= Action Ouvrière =

Trade union in France created in 1948

Action Ouvrière was a trade union organization created in 1948 and affiliated with the Rally of the French People (RPF), the political movement founded by Charles de Gaulle. Its creation was part of the Gaullists' strategy to establish a foothold in the labor movement and challenge left-wing unions, particularly the CGT, which was dominated by communists.

The union's primary leaders were Louis Vallon and Yvon Morandat.

== Sociological base ==
Created in 1948, the union had approximately members by the end of the same year. Its membership base consisted primarily of managers and foremen, but it also included a significant number of workers (46.7%), demonstrating the RPF's ability to attract diverse social groups.

== Political positioning and ideology ==
Charles de Gaulle envisioned Action Ouvrière as a tool to promote his vision of nationalism that incorporated the working class and transcended class conflict. However, the union quickly positioned itself to the left of the Gaullist movement, evolving from corporatist ideals to advocating for co-management and associational policies. This ideological shift generated some mistrust among the RPF leadership.

=== Press organs ===
Action Ouvrière operated several publications to disseminate RPF ideals among workers:

- L’Étincelle – the RPF's internal weekly bulletin (April 26, 1947, to January 24, 1948)
- Le Rassemblement – the RPF's weekly publication (January 31, 1948, to June 30, 1954)
- L’Étincelle ouvrière – a weekly newsletter for workers affiliated with the RPF (August 9, 1947, to February 5, 1948)
- Le Rassemblement ouvrier – the central weekly publication for workplace groups within the RPF (February 12 to November 24, 1950).

=== Anti-Communism as a core principle ===
Beginning in 1947, communist networks in France launched a major wave of strikes. Action Ouvrière criticized these movements for their overt politicization, accusing the CGT of prioritizing political goals over workers' material interests. The RPF's publication, L'Étincelle ouvrière, condemned the CGT as serving the interests of the Kominform and the Soviet Union, rather than French workers.

By 1950, Action Ouvrière argued that communist political agendas, rather than genuine grievances, were driving most strikes. The union accused the CGT of using labor struggles to support the USSR and radicalize the workforce.

=== Advocacy for public services ===
In 1948, Jacques Baumel provided clear guidance on how Gaullists should engage with labor movements:

We must fight because it is impossible to remain uninvolved in an event as significant as a strike.

Baumel instructed members to spread Gaullist ideas, particularly within public services, but emphasized that vital public services should not be paralyzed by strikes. A circular from Action Ouvrière stated:

Strikes and the interruption of vital public services for the nation are unacceptable in a state worthy of the name.

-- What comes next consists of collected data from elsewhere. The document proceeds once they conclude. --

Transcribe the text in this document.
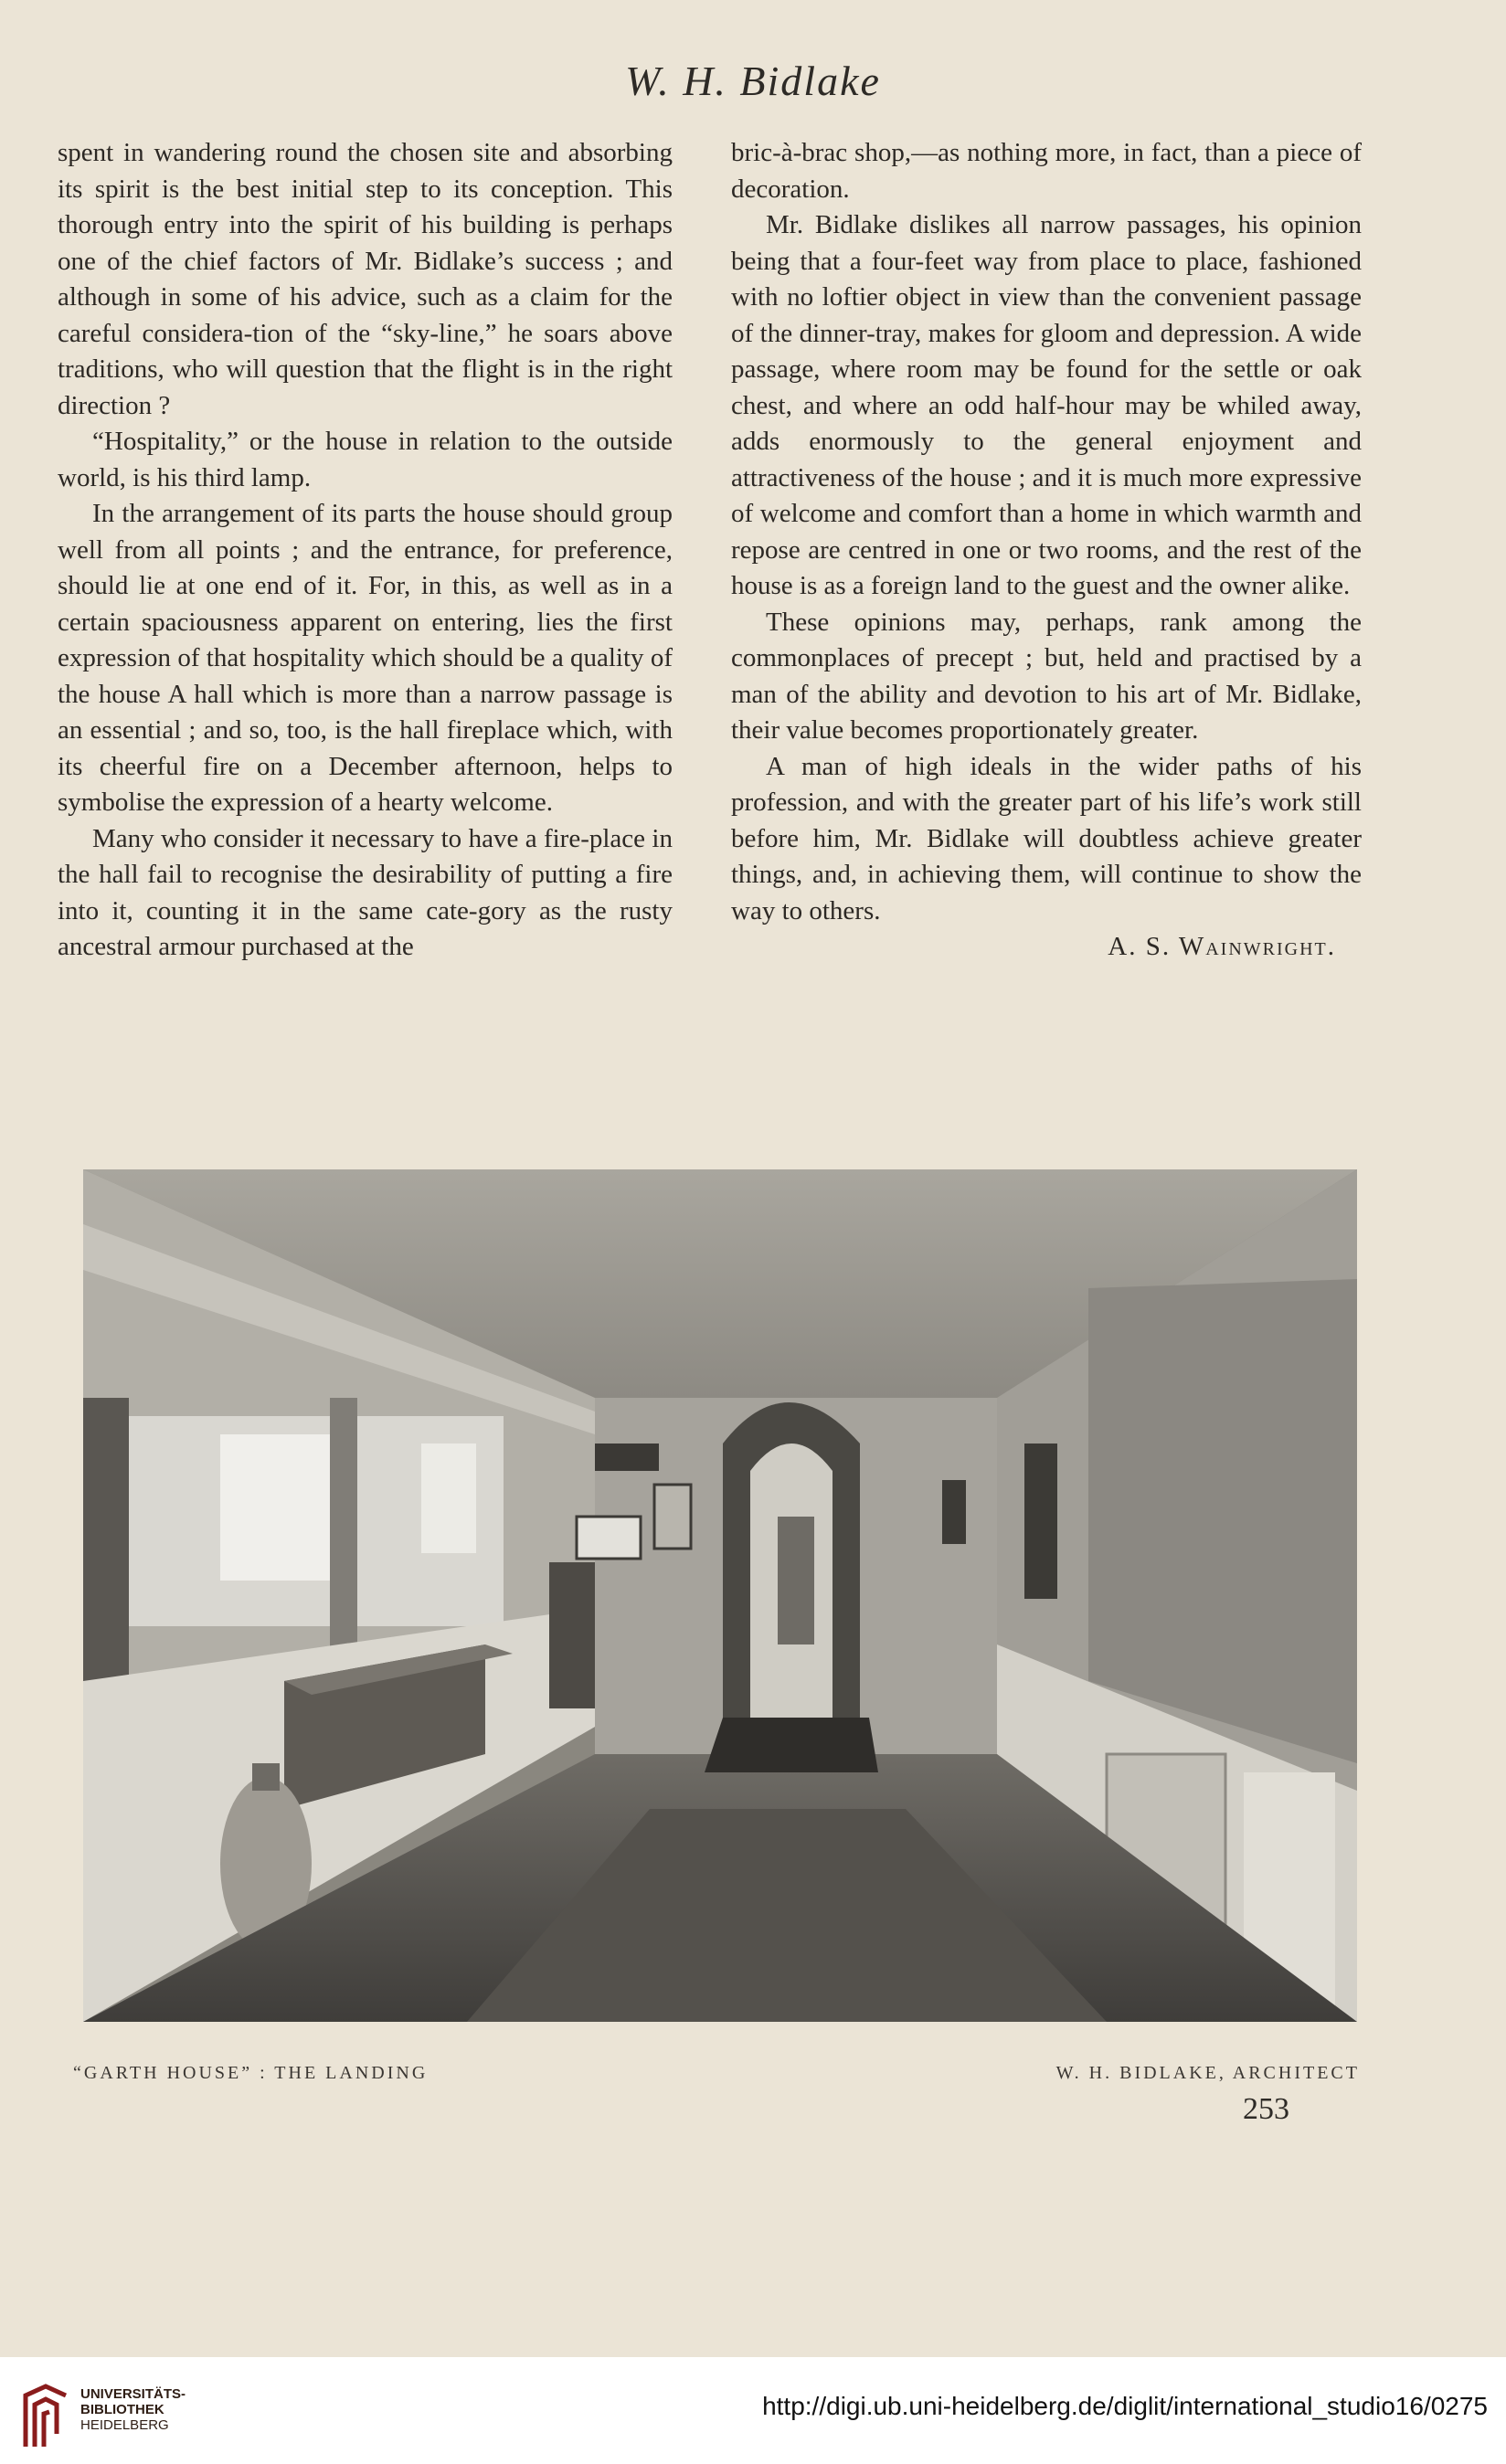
W. H. Bidlake

spent in wandering round the chosen site and absorbing its spirit is the best initial step to its conception. This thorough entry into the spirit of his building is perhaps one of the chief factors of Mr. Bidlake’s success ; and although in some of his advice, such as a claim for the careful considera-tion of the “sky-line,” he soars above traditions, who will question that the flight is in the right direction ?

“Hospitality,” or the house in relation to the outside world, is his third lamp.

In the arrangement of its parts the house should group well from all points ; and the entrance, for preference, should lie at one end of it. For, in this, as well as in a certain spaciousness apparent on entering, lies the first expression of that hospitality which should be a quality of the house A hall which is more than a narrow passage is an essential ; and so, too, is the hall fireplace which, with its cheerful fire on a December afternoon, helps to symbolise the expression of a hearty welcome.

Many who consider it necessary to have a fire-place in the hall fail to recognise the desirability of putting a fire into it, counting it in the same cate-gory as the rusty ancestral armour purchased at the

bric-à-brac shop,—as nothing more, in fact, than a piece of decoration.

Mr. Bidlake dislikes all narrow passages, his opinion being that a four-feet way from place to place, fashioned with no loftier object in view than the convenient passage of the dinner-tray, makes for gloom and depression. A wide passage, where room may be found for the settle or oak chest, and where an odd half-hour may be whiled away, adds enormously to the general enjoyment and attractiveness of the house ; and it is much more expressive of welcome and comfort than a home in which warmth and repose are centred in one or two rooms, and the rest of the house is as a foreign land to the guest and the owner alike.

These opinions may, perhaps, rank among the commonplaces of precept ; but, held and practised by a man of the ability and devotion to his art of Mr. Bidlake, their value becomes proportionately greater.

A man of high ideals in the wider paths of his profession, and with the greater part of his life’s work still before him, Mr. Bidlake will doubtless achieve greater things, and, in achieving them, will continue to show the way to others.

A. S. Wainwright.

“GARTH HOUSE” : THE LANDING	W. H. BIDLAKE, ARCHITECT
253
UNIVERSITÄTS-
BIBLIOTHEK
HEIDELBERG
http://digi.ub.uni-heidelberg.de/diglit/international_studio16/0275
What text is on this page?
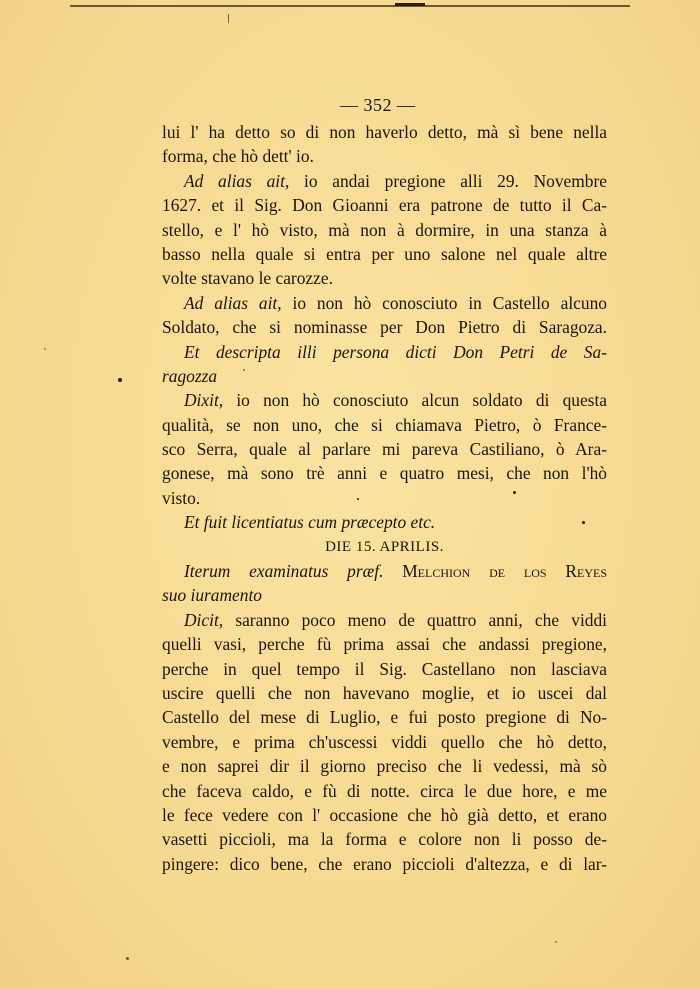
— 352 —
lui l' ha detto so di non haverlo detto, mà sì bene nella
forma, che hò dett' io.
Ad alias ait, io andai pregione alli 29. Novembre
1627. et il Sig. Don Gioanni era patrone de tutto il Ca-
stello, e l' hò visto, mà non à dormire, in una stanza à
basso nella quale si entra per uno salone nel quale altre
volte stavano le carozze.
Ad alias ait, io non hò conosciuto in Castello alcuno
Soldato, che si nominasse per Don Pietro di Saragoza.
Et descripta illi persona dicti Don Petri de Sa-
ragozza
Dixit, io non hò conosciuto alcun soldato di questa
qualità, se non uno, che si chiamava Pietro, ò France-
sco Serra, quale al parlare mi pareva Castiliano, ò Ara-
gonese, mà sono trè anni e quatro mesi, che non l'hò
visto.
Et fuit licentiatus cum præcepto etc.
DIE 15. APRILIS.
Iterum examinatus præf. Melchion de los Reyes
suo iuramento
Dicit, saranno poco meno de quattro anni, che viddi
quelli vasi, perche fù prima assai che andassi pregione,
perche in quel tempo il Sig. Castellano non lasciava
uscire quelli che non havevano moglie, et io uscei dal
Castello del mese di Luglio, e fui posto pregione di No-
vembre, e prima ch'uscessi viddi quello che hò detto,
e non saprei dir il giorno preciso che li vedessi, mà sò
che faceva caldo, e fù di notte. circa le due hore, e me
le fece vedere con l' occasione che hò già detto, et erano
vasetti piccioli, ma la forma e colore non li posso de-
pingere: dico bene, che erano piccioli d'altezza, e di lar-
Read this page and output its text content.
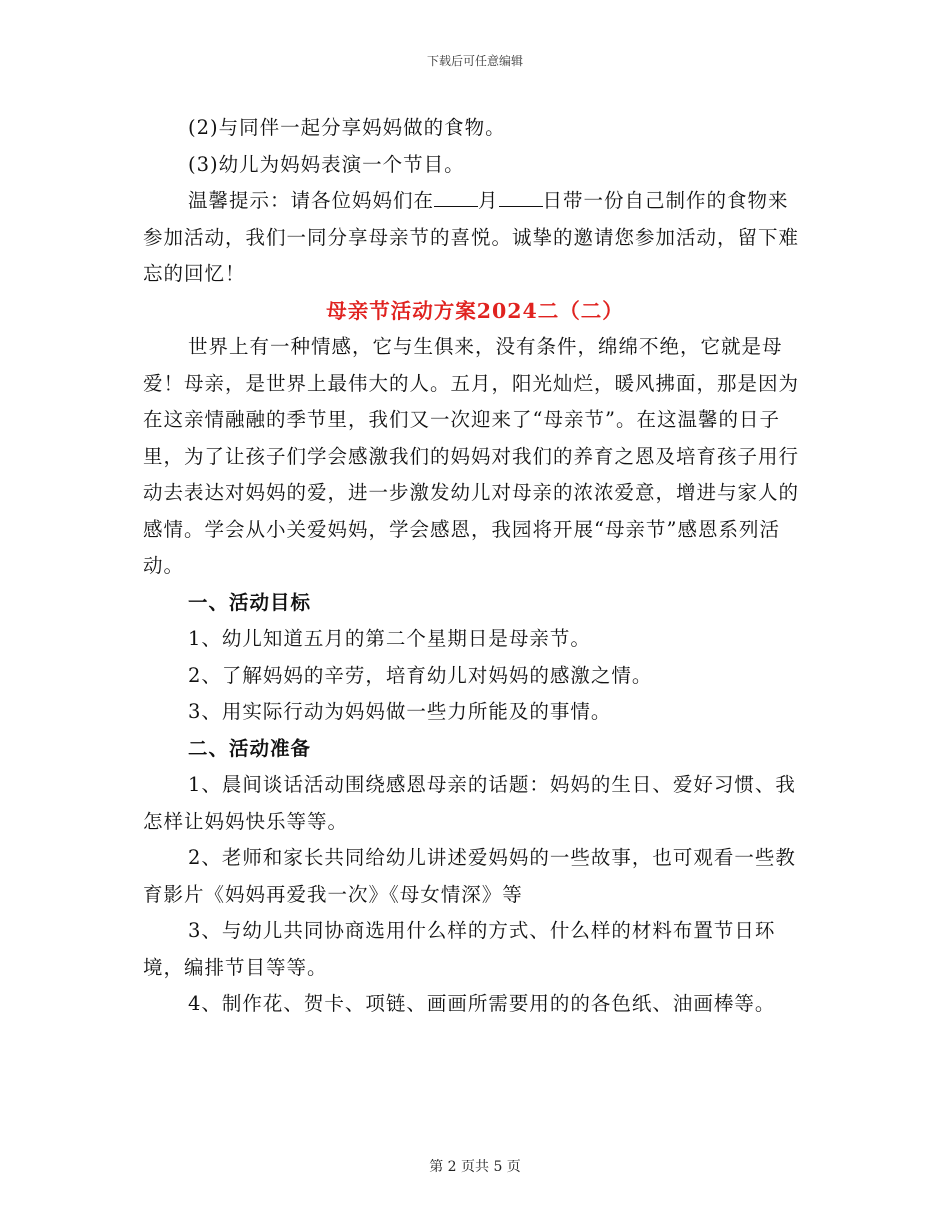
下载后可任意编辑

(2)与同伴一起分享妈妈做的食物。

(3)幼儿为妈妈表演一个节目。

温馨提示：请各位妈妈们在 月 日带一份自己制作的食物来参加活动，我们一同分享母亲节的喜悦。诚挚的邀请您参加活动，留下难忘的回忆！

母亲节活动方案2024二（二）

世界上有一种情感，它与生俱来，没有条件，绵绵不绝，它就是母爱！母亲，是世界上最伟大的人。五月，阳光灿烂，暖风拂面，那是因为在这亲情融融的季节里，我们又一次迎来了“母亲节”。在这温馨的日子里，为了让孩子们学会感激我们的妈妈对我们的养育之恩及培育孩子用行动去表达对妈妈的爱，进一步激发幼儿对母亲的浓浓爱意，增进与家人的感情。学会从小关爱妈妈，学会感恩，我园将开展“母亲节”感恩系列活动。

一、活动目标

1、幼儿知道五月的第二个星期日是母亲节。

2、了解妈妈的辛劳，培育幼儿对妈妈的感激之情。

3、用实际行动为妈妈做一些力所能及的事情。

二、活动准备

1、晨间谈话活动围绕感恩母亲的话题：妈妈的生日、爱好习惯、我怎样让妈妈快乐等等。

2、老师和家长共同给幼儿讲述爱妈妈的一些故事，也可观看一些教育影片《妈妈再爱我一次》《母女情深》等

3、与幼儿共同协商选用什么样的方式、什么样的材料布置节日环境，编排节目等等。

4、制作花、贺卡、项链、画画所需要用的的各色纸、油画棒等。

第 2 页共 5 页
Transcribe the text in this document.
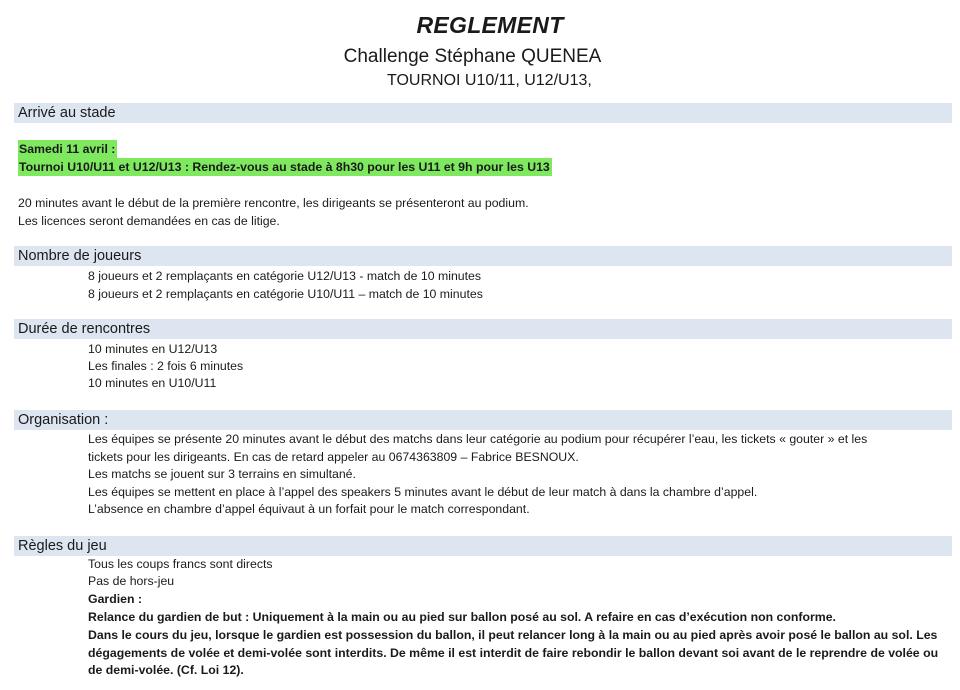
REGLEMENT
Challenge Stéphane QUENEA
TOURNOI U10/11, U12/U13,
Arrivé au stade
Samedi 11 avril :
Tournoi U10/U11 et U12/U13 : Rendez-vous au stade à 8h30 pour les U11 et 9h pour les U13
20 minutes avant le début de la première rencontre, les dirigeants se présenteront au podium.
Les licences seront demandées en cas de litige.
Nombre de joueurs
8 joueurs et 2 remplaçants en catégorie U12/U13 - match de 10 minutes
8 joueurs et 2 remplaçants en catégorie U10/U11 – match de 10 minutes
Durée de rencontres
10 minutes en U12/U13
Les finales : 2 fois 6 minutes
10 minutes en U10/U11
Organisation :
Les équipes se présente 20 minutes avant le début des matchs dans leur catégorie au podium pour récupérer l’eau, les tickets « gouter » et les
tickets pour les dirigeants. En cas de retard appeler au 0674363809 – Fabrice BESNOUX.
Les matchs se jouent sur 3 terrains en simultané.
Les équipes se mettent en place à l’appel des speakers 5 minutes avant le début de leur match à dans la chambre d’appel.
L’absence en chambre d’appel équivaut à un forfait pour le match correspondant.
Règles du jeu
Tous les coups francs sont directs
Pas de hors-jeu
Gardien :
Relance du gardien de but : Uniquement à la main ou au pied sur ballon posé au sol. A refaire en cas d’exécution non conforme.
Dans le cours du jeu, lorsque le gardien est possession du ballon, il peut relancer long à la main ou au pied après avoir posé le ballon au sol. Les
dégagements de volée et demi-volée sont interdits. De même il est interdit de faire rebondir le ballon devant soi avant de le reprendre de volée ou
de demi-volée. (Cf. Loi 12).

=== National guidelines for social well-being ===
Applying Gaullist principles, the RPF discouraged Gaullists from acting as strikebreakers. Instead, they were instructed to support legitimate labor actions while resisting communist influence. Baumel outlined these principles:

Never lead a strike [...] do not condemn justified demands [...] you are not yellow unions: if a strike occurs, you must join it while keeping it purely professional [...] demand secret ballot votes, oppose sabotage, and reject solidarity strikes.

This approach sought to maintain a professional focus in labor disputes while avoiding political manipulation by communists.

=== Fear of political revolution ===
The Gaullist movement aimed to limit political strikes to prevent regime destabilization. While advocating constitutional reform, Gaullists sought to maintain a legalistic path to change. De Gaulle argued that institutional stagnation, rather than economic hardship, was the root cause of social unrest.

=== Capital-Labor Association ===
One of the RPF's key proposals was the Capital-Labor Association, a precursor to modern profit-sharing schemes. De Gaulle envisioned a system where employees would participate in company capital ownership. This idea later influenced French labor laws, such as the 1967 ordinance on employee profit-sharing.

== Decline ==
Historian Bernard Lachaise attributes the decline of Action Ouvrière to several factors:

- 1. International context: The stabilization of global tensions during the early Cold War, the death of Stalin, and the end of the Korean War diminished the perceived threat of communism.
- 2. National dynamics: The RPF's internal division and eventual dissolution weakened its affiliated organizations.
- 3. Shift in unionism: The end of post-war reconstruction and a significant decline in union membership (even the CGT lost nearly half its members in five years) reduced the relevance of Action Ouvrière.